One of the biggest traits I enjoy having is a mentor like approach. Am I the best developer, no. In every role I have had, I have treated the end user as a VIP as they are potentially using what I am building, so why treat every user like they are stupid and know nothing? They will know more as they use it every day, they know the business process. I have treated team mates with the up most respect and listened and learned from them. If I think I have a different approach that might work (note that I did not say better) I will put the suggestion forward and maybe work towards a solution that works best for the team or the business.

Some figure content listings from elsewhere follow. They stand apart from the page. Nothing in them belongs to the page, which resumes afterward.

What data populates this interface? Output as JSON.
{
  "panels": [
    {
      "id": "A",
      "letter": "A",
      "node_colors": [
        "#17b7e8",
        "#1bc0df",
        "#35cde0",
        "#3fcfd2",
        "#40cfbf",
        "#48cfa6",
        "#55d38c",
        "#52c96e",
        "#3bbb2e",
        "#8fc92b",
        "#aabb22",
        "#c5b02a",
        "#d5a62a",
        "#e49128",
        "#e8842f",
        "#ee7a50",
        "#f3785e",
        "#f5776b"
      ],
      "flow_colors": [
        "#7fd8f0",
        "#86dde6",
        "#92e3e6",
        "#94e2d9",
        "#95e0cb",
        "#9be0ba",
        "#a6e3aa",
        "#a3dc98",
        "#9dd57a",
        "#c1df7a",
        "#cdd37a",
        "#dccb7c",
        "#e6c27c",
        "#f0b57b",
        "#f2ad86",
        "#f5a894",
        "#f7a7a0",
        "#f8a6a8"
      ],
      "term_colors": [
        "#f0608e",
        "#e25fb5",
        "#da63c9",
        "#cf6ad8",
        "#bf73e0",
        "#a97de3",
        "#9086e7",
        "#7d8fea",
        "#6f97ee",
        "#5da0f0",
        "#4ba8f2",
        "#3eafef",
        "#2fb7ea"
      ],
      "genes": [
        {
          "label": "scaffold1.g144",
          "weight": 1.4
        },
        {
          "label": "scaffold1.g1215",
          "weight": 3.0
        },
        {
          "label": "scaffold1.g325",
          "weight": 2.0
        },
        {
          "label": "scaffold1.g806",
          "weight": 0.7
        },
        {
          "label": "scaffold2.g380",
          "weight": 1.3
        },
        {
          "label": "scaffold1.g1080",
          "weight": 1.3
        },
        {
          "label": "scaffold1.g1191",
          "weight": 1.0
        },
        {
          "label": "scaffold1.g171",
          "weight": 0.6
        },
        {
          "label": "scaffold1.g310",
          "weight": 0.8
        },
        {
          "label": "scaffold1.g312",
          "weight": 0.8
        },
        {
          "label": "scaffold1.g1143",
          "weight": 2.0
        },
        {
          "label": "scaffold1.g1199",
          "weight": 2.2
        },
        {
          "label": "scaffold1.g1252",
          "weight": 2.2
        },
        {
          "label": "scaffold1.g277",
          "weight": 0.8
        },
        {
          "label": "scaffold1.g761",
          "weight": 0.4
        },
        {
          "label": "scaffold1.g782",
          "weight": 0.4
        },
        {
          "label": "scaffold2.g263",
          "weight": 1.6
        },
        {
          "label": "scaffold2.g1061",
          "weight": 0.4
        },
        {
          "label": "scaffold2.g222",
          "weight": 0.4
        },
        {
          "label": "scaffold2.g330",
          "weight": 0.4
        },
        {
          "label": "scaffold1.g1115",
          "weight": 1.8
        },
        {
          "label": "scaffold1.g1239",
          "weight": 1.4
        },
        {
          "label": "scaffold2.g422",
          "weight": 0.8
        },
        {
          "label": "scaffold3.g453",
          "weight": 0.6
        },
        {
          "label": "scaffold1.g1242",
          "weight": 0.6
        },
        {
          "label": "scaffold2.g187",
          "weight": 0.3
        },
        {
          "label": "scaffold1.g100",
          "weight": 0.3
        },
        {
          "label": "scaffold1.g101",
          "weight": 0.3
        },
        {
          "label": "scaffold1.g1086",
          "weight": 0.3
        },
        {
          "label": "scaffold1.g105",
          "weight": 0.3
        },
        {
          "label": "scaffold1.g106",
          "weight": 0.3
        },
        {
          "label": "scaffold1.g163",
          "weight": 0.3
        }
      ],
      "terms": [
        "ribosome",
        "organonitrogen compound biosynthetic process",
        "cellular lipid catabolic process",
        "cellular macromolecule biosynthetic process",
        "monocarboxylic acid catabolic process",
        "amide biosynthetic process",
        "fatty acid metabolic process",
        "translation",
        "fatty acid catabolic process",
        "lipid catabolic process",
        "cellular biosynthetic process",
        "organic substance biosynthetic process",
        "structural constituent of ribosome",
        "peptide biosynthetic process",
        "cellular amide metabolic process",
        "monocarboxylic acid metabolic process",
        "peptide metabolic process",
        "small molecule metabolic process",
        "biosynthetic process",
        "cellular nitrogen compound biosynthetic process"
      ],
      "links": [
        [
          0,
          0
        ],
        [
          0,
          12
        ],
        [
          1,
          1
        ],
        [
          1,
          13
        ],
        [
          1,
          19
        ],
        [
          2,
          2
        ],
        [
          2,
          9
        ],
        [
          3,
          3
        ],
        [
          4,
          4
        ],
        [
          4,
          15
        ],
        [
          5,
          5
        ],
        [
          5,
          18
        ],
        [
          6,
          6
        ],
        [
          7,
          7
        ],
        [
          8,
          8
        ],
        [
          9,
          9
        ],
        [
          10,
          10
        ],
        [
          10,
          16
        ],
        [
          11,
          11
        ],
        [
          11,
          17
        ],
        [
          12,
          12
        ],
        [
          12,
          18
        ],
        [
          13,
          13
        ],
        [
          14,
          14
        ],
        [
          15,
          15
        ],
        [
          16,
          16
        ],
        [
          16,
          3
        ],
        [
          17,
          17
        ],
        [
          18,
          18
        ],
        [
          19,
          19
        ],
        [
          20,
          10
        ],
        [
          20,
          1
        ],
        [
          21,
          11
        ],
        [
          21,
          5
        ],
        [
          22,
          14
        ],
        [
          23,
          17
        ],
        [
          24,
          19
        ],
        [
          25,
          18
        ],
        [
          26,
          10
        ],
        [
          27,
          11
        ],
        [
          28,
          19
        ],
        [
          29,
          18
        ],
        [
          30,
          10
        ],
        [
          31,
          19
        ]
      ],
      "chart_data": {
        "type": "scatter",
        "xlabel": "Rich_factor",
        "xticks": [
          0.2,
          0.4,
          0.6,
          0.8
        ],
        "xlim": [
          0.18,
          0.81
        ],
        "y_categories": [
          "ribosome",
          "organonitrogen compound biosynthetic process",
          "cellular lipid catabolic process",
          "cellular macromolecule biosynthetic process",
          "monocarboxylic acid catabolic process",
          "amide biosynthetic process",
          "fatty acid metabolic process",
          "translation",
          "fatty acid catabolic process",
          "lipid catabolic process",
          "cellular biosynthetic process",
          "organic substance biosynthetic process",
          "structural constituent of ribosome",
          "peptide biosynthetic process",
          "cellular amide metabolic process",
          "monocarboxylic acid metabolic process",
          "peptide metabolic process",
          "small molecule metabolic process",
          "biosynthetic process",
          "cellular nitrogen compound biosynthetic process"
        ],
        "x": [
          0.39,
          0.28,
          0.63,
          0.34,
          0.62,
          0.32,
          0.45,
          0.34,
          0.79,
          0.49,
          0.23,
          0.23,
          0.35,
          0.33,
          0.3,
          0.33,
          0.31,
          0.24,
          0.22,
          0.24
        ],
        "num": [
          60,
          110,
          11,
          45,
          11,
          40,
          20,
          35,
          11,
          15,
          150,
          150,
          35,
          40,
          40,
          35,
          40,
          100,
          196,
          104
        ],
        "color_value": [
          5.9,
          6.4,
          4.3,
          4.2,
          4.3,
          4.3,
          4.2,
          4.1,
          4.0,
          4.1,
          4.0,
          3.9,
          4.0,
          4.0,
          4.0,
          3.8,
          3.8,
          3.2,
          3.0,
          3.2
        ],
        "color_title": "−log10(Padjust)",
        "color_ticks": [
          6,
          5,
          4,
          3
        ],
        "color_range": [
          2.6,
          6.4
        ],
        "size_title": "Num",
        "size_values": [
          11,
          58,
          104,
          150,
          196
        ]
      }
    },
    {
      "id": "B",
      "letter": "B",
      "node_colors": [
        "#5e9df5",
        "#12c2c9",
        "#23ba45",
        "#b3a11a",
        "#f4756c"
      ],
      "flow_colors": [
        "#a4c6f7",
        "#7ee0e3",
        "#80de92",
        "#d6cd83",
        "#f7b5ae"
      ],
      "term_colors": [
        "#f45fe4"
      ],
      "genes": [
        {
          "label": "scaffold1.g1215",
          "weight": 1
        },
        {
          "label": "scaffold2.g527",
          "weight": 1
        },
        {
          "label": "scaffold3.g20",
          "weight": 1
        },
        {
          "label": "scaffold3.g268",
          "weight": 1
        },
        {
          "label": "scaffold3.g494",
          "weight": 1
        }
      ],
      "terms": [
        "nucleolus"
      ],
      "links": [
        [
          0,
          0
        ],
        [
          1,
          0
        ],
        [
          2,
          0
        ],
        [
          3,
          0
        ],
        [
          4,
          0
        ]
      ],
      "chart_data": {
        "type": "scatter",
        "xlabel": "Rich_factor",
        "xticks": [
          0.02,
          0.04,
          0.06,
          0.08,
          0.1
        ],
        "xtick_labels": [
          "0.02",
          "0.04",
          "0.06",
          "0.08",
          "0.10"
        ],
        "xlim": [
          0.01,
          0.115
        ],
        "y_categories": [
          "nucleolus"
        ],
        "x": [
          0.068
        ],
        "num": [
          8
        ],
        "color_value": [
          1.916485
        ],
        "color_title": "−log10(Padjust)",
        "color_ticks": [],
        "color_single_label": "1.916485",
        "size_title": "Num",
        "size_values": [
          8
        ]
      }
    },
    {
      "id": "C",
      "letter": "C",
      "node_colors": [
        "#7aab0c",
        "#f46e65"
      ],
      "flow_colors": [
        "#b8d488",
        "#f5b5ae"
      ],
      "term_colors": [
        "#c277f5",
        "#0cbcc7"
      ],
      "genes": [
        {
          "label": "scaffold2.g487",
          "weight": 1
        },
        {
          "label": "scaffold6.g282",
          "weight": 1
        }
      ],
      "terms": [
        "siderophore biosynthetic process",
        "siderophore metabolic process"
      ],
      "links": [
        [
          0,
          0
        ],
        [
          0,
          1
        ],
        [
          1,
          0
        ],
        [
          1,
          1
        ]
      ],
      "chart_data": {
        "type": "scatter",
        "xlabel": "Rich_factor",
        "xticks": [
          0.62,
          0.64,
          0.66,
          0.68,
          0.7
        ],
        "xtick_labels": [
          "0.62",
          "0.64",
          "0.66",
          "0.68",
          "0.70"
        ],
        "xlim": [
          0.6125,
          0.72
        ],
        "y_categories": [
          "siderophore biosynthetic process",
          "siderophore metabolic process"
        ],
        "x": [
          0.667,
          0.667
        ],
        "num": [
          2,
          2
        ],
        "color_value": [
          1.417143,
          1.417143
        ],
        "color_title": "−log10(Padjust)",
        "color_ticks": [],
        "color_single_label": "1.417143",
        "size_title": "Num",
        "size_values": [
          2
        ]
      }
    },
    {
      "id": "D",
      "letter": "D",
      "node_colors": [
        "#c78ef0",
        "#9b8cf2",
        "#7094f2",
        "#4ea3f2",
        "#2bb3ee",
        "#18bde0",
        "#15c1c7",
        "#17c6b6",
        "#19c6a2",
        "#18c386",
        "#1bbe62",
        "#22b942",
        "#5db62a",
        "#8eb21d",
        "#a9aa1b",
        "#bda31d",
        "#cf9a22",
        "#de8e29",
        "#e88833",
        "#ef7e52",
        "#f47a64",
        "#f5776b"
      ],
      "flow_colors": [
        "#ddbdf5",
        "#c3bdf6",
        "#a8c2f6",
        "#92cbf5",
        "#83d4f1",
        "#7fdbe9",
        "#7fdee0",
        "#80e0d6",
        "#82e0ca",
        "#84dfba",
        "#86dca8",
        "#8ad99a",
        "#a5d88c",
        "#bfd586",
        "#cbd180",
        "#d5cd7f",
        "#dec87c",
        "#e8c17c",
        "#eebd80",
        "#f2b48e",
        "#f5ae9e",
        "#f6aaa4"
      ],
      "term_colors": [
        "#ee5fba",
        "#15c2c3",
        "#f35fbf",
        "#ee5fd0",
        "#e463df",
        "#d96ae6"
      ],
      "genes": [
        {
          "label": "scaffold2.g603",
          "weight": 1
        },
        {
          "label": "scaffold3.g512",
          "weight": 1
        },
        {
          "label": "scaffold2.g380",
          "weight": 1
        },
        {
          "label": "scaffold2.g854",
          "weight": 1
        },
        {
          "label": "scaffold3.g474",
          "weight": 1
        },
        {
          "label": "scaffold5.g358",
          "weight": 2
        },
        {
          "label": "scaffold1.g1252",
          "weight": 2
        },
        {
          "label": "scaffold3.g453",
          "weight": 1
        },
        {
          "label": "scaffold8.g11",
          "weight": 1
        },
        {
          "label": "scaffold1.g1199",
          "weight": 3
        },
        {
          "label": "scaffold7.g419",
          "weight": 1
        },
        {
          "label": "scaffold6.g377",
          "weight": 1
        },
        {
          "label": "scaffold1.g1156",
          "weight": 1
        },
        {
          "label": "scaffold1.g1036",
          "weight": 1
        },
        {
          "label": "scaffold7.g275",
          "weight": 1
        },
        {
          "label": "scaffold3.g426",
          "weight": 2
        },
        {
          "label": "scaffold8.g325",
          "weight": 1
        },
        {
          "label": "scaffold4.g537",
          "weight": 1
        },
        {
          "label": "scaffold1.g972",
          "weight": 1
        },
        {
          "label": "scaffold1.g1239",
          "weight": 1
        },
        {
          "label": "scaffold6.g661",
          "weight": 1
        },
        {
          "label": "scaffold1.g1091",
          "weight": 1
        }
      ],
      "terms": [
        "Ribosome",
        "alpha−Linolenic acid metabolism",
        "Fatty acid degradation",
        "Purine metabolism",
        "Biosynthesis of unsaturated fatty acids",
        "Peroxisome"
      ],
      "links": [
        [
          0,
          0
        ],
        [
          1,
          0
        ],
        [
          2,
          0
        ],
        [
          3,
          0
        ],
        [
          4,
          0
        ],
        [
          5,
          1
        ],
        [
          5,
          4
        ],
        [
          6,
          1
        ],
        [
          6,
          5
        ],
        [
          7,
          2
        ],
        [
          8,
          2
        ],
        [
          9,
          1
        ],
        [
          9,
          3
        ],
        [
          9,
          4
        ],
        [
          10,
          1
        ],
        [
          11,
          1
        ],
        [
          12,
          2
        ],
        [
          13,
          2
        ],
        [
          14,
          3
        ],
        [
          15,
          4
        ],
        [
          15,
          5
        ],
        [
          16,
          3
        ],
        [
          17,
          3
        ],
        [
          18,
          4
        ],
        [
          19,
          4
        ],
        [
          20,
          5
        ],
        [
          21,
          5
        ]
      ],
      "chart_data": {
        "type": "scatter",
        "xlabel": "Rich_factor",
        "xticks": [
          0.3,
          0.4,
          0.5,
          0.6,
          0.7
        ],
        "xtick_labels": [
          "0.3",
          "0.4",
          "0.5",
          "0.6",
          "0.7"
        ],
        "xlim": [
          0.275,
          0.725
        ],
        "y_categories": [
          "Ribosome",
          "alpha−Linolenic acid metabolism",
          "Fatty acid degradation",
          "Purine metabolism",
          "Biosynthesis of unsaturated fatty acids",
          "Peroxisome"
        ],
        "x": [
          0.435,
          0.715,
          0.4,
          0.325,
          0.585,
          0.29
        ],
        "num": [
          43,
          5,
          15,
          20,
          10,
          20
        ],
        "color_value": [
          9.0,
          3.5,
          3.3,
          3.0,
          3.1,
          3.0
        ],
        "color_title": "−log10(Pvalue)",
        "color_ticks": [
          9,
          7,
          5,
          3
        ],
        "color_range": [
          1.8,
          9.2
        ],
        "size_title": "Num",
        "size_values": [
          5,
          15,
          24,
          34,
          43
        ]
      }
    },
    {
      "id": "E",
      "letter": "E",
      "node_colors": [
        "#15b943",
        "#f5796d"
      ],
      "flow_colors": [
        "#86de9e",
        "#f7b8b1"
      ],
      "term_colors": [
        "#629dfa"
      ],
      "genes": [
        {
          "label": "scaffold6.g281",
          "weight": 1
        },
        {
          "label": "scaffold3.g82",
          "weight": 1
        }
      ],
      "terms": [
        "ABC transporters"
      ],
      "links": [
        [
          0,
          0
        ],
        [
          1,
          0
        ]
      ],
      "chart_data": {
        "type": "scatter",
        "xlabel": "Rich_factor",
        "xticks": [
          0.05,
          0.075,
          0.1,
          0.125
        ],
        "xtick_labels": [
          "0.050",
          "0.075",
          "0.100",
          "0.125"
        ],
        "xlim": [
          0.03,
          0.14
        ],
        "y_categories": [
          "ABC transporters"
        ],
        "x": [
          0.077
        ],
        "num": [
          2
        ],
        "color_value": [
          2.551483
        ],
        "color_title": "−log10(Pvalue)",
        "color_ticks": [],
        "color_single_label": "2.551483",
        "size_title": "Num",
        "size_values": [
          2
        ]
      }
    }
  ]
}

Being a professional is not just about knowledge for the trade, it is also about awareness of your teams mental health. In most cases, we are at work more than we are with our loved ones. People have issues at home you may not be aware of; and even though I believe in leaving your personal problems at the door, this is not always possible. People go through breakups, divorce, child custody battles, money problems, confidence problems, mental health issues and so on. So think about that the next time you laugh at someone in your team, or take the piss that they spell something wrong, do a task in an odd or over the top way.
A professional is getting off the childish playground and standing up to people as well as treating others with respect and acceptable behaviour, asking how your team mate next to you is doing, recognising when someone is having a bad day and asking if they need help. If they are the same sex as you, don’t belittle them, if they are the opposite sex, don’t make inappropriate comments, and yes I am [mainly] on about the comments that are shitty and chauvinistic.
Above all, create an atmosphere that people in your team can enjoy and people outside of your team want to visit for help about something, or just a chat.